Firelei Báez
(b. 1981, Santiago de los Caballeros, Dominican Republic; lives and works in New York)
Ciguapa Pantera (to all the goods and pleasures of this world), 2015
Acrylic and ink on paper, 241.3 x 165.1 cm
Courtesy Tiroche DeLeon Collection and Art Vantage PCC Ltd.
The Ciguapa is a mythological creature from the folklore of the Dominican Republic, where Firelei Báez was born. It is portrayed (and remembered by those who saw it) as a woman of dazzling beauty with long hair. The Ciguapa lives in the forest and only comes out to lure a new victim into its impenetrable lair and devour them. Báez, who has lived in New York since childhood, uses the Ciguapa’s image to trigger memories of the country she left and a dialogue with her ancestors.
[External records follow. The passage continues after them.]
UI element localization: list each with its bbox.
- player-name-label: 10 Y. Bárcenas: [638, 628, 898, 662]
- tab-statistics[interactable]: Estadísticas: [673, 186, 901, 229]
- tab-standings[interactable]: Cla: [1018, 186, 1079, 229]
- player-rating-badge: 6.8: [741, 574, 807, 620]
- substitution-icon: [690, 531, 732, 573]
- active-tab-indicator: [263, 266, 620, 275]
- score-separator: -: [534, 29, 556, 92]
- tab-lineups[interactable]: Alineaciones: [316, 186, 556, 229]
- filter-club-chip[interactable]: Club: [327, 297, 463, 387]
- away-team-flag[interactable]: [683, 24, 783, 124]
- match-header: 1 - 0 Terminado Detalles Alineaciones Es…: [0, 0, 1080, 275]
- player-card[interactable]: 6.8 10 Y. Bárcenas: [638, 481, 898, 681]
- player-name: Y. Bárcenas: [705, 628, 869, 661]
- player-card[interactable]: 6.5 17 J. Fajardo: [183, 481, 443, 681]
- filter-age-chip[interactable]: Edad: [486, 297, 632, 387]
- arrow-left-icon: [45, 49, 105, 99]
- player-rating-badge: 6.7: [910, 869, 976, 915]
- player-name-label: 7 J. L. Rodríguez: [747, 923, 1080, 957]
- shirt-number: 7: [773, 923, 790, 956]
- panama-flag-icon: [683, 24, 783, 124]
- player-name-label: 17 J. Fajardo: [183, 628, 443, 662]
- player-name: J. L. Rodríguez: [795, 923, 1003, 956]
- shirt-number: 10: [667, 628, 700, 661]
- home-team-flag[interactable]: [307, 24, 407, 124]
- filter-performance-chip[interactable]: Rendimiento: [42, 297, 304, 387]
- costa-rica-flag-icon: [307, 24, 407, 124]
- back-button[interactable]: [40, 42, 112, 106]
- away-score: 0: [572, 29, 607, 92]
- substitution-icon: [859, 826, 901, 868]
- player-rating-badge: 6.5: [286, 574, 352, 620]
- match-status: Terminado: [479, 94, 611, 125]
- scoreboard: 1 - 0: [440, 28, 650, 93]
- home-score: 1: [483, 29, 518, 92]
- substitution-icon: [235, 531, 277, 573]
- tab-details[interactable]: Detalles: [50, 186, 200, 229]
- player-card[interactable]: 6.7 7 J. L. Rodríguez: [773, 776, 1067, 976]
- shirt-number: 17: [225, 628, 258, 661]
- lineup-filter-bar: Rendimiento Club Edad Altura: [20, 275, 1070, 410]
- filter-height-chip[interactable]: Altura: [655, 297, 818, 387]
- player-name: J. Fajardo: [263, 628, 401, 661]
For Dominicans and other people from the Caribbean, emigration to the USA poses the question of their place in the melting pot of cultures. In America, they are by default perceived as black, although they do not consider themselves as such: the Dominican Republic recognizes many shades of identity that go beyond the segregation convenient for the dominant race. In Báez’s painting, the Ciguapa is an ancient deity, whose strength is determined by its proximity to the chthonic power of nature rather than its skin color or hair type. With her anthropomorphic silhouette, this hybrid of fauna and flora combines everything that the ordinary mind sees as symbols of irrationality with a hint of threat: the thickness of the earth where dead bodies and treasures are buried, tropical plants (which hide poisonous snakes and predators), and overt female sexuality (Báez’s Ciguapa wears high heels).